Si les futures administrations américaines peuvent espérer améliorer les relations transatlantiques, de nombreux Allemands estiment désormais que l’Europe, et particulièrement l’Allemagne, doit pouvoir assurer sa propre défense. Malgré cette prise de conscience et la menace immédiate d’une nouvelle agression russe au-delà de l’Ukraine, il était indispensable que le parlement allemand puisse déployer des mesures de réarmement financées par la dette, plutôt que par une hausse des impôts ou une baisse d’autres dépenses, afin de préserver le soutien populaire.

Pour l’avenir, les dirigeants allemands devront lutter contre la complaisance, surtout si un accord de paix est conclu en Ukraine. Maintenir un soutien durable au réarmement nécessitera une communication claire et régulière sur la menace russe étendue, incluant les actions subversives à la limite du conflit.

Tara Varma
Chercheuse associée au programme de politique étrangère, Brookings Institution

Il n’est pas surprenant que l’opinion publique française soit largement favorable à l’augmentation des dépenses militaires, avec 45 % d’avis favorables contre 24 % d’opposants. La France s’enorgueillit de son rôle actif et engagé en matière de sécurité et de défense. Elle dispose du troisième réseau diplomatique mondial, derrière les États-Unis et la Chine. Par ailleurs, l’augmentation annoncée de son budget de défense à 64 milliards d’euros (75 milliards de dollars) d’ici 2027 représente un doublement des crédits depuis 2017. La guerre persistante de la Russie en Ukraine, la montée constante de l’extrême droite en Europe et la crainte qu’un jour les États-Unis renoncent à leur garantie de sécurité pour le continent ont éveillé en France — seul État nucléaire restant de l’Union européenne depuis le Brexit — une prise de conscience aiguë des faiblesses européennes en matière d’autodéfense.

Sten Rynning
Directeur de l’Institut danois d’études avancées
Professeur d’études de guerre à l’Université de Danemark du Sud

La brutalité tant de l’Est que de l’Ouest encourage le Danemark à renforcer fortement ses dépenses militaires. La Russie de Poutine est résolue à la guerre et pourrait rapidement engager un conflit dans la région baltique. Donald Trump et les États-Unis manifestent un intérêt marqué pour le territoire danois (le Groenland), sont durs envers l’Europe mais indulgents envers la Russie. Politiquement, le Danemark est gouverné par une coalition centriste où la Première ministre Mette Frederiksen fait preuve d’un leadership clair et ferme, tandis que les extrêmes peinent à proposer une alternative. Le Danemark bénéficie d’un fort alignement régional avec les pays nordiques et baltes (le groupe NB8), partageant histoire, identité et perspectives politiques. Son appui à une défense solide et son ancrage régional traduisent la volonté danoise de ne pas laisser les faibles subir les conséquences des décisions des plus puissants.

Monika Sus
Professeure à l’Institut d’études politiques, Académie polonaise des sciences, Varsovie
Professeure associée au Robert Schuman Center for Advanced Studies, Florence

La Pologne double ses efforts militaires en consacrant 4,7 % de son PIB à la défense en 2025, avec un objectif de 5 % en 2026. L’opinion publique soutient fortement cette politique : 70 % des Polonais approuvent un budget militaire élevé, reflet de la peur persistante d’une agression russe, qu’il s’agisse de la guerre en Ukraine, des provocations nucléaires répétées de Moscou ou de sa guerre hybride à l’échelle européenne. Les souvenirs douloureux de la domination soviétique renforcent encore ce sentiment de menace.

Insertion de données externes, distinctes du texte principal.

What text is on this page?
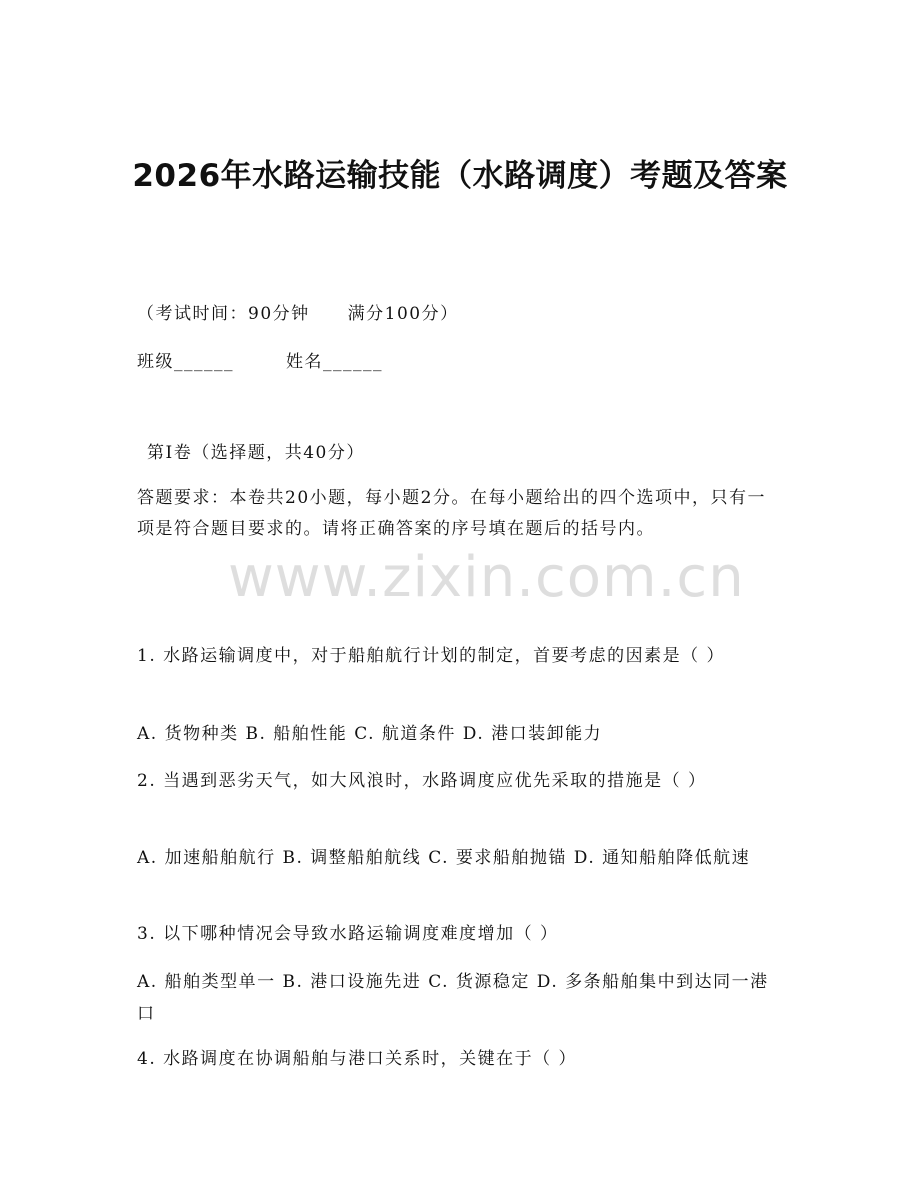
2026年水路运输技能（水路调度）考题及答案
（考试时间：90分钟 满分100分）
班级______	姓名______
第I卷（选择题，共40分）
答题要求：本卷共20小题，每小题2分。在每小题给出的四个选项中，只有一项是符合题目要求的。请将正确答案的序号填在题后的括号内。
1. 水路运输调度中，对于船舶航行计划的制定，首要考虑的因素是（ ）
A. 货物种类 B. 船舶性能 C. 航道条件 D. 港口装卸能力
2. 当遇到恶劣天气，如大风浪时，水路调度应优先采取的措施是（ ）
A. 加速船舶航行 B. 调整船舶航线 C. 要求船舶抛锚 D. 通知船舶降低航速
3. 以下哪种情况会导致水路运输调度难度增加（ ）
A. 船舶类型单一 B. 港口设施先进 C. 货源稳定 D. 多条船舶集中到达同一港口
4. 水路调度在协调船舶与港口关系时，关键在于（ ）
www.zixin.com.cn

Ce consensus offre un mandat solide aux dirigeants polonais, mais il n’est pas éternel. S’engager dans un débat sur les compromis associés à ce niveau de dépenses — notamment lorsque le financement repose sur des mécanismes hors budget, augmentant les risques fiscaux — est une tâche cruciale et sensible politiquement. En parallèle, pour assurer la durabilité de la dépense militaire, la Pologne doit aussi augmenter ses investissements en recherche et développement, qui ne représentent actuellement que 0,75 % des dépenses totales, afin de favoriser sa souveraineté technologique ainsi que des retombées économiques civiles. Les responsables doivent présenter la défense non seulement comme une protection contre la Russie, mais aussi comme une garantie à long terme de la souveraineté et de la compétitivité industrielles du pays.